Pode parecer egoísta querer que a Primavera aconteça só na minha varanda, sem ter com quem partilhas as flores, mas não o é, se pensares bem descobrirás que a Primavera acontece mais dentro do coração do que fora do corpo, se pensares bem descobrirás que as tuas flores por mim murcharam e que já não existe Primavera na nossa varanda, não estamos na estação errada, o tempo não se apressou nem recuou, a vida é simplesmente composta pela irremediável mudança.
É difícil fazer as malas e abandonar-te, por isso, por ser assim tão fraca, preciso que as faças tu por mim e que saias tu da minha vida, pela porta da minha casa. É inaceitável considerar que depois de tanto tempo o amor estagnou mas acontece, um raiar íntimo, inteiro e uno fez com que despertasse em mim a eterna necessidade de sentir, viver, agir, como se a diferença e a aventuras fossem as minhas práticas diárias.
Gosto de ti, não o poderia negar, nem nunca o negarei, dizer que és demais para mim é uma hipérbole, chamar-te bonito é patético, dizer que me cativas é eufemismo mas isso só não chega. Como eu gostava que chegasse!
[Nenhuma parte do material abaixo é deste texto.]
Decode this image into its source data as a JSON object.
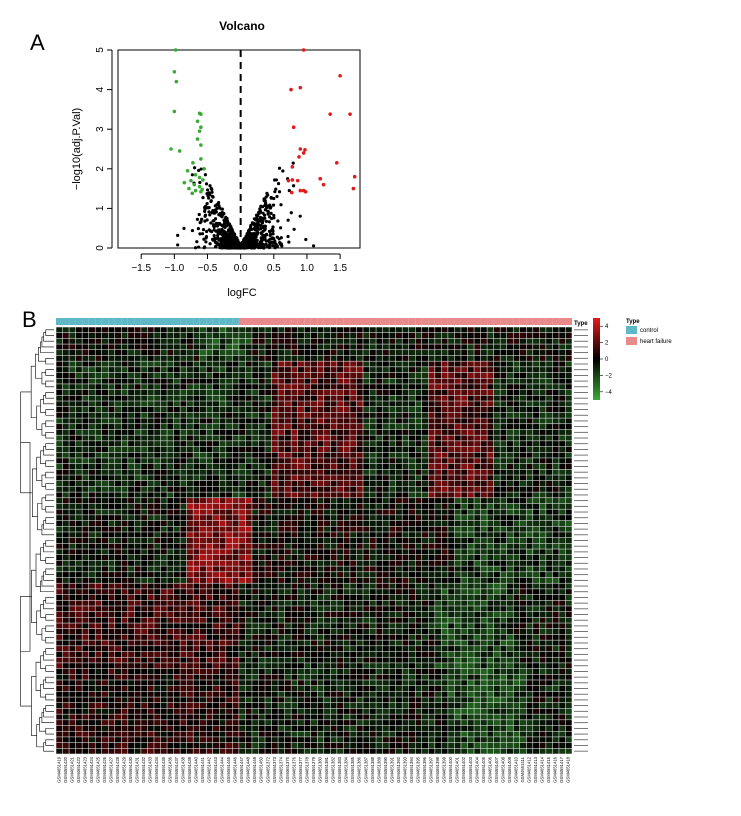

Como eu gostava de acenar a bandeira branca da paz a este impulso tão verdadeiro, tão real, tão assustador que nem me consigo conformar, confortar, não consigo sequer sentir o meu coração bater-me no peito.
É assim, este é o fim, um adeus não seria justo mas um até sempre nunca é demais...

Sabes onde eu estou, ao alcance de um ou dois passos apenas, sentada na cadeira ao lado.